In evaluating Wag! Group Co.'s financial performance, the Return on Invested Capital (ROIC) is a key metric. With a ROIC of -77.36% and a Weighted Average Cost of Capital (WACC) of 25.28%, Wag! is not generating sufficient returns to cover its cost of capital. This results in a ROIC to WACC ratio of -3.06, indicating inefficiency in capital utilization.
Comparatively, Nogin, Inc. (NOGN) has a more severe situation with a ROIC of -154.44% against a WACC of 3.91%, leading to a ROIC to WACC ratio of -39.52. This suggests Nogin is even less efficient in generating returns relative to its cost of capital, highlighting significant financial challenges.
Semantix, Inc. (STIX) and Akili, Inc. (AKLI) also show negative ROIC to WACC ratios of -3.86 and -7.20, respectively. Both companies, like Wag!, are unable to generate returns that meet or exceed their cost of capital, indicating potential issues in capital management and profitability.

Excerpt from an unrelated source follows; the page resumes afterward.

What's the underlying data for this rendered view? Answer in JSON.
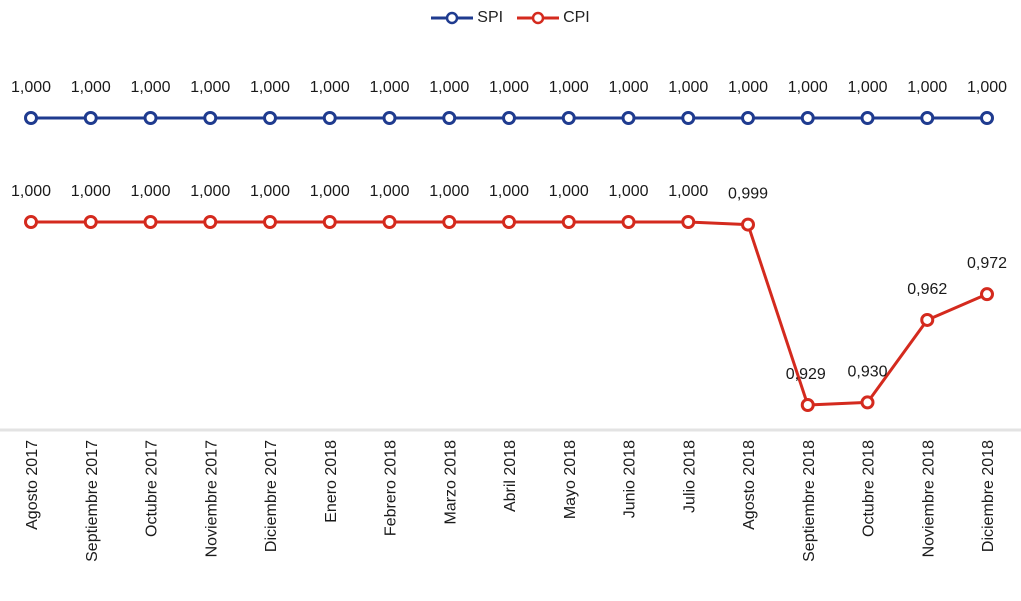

Nauticus Robotics, Inc. (KITT) stands out with the least negative ROIC to WACC ratio of -3.39 among the peers. Although still negative, it suggests Nauticus is slightly more efficient in managing its capital compared to others in the group. However, all companies in this analysis are currently operating at a loss relative to their cost of capital, which is concerning for investors.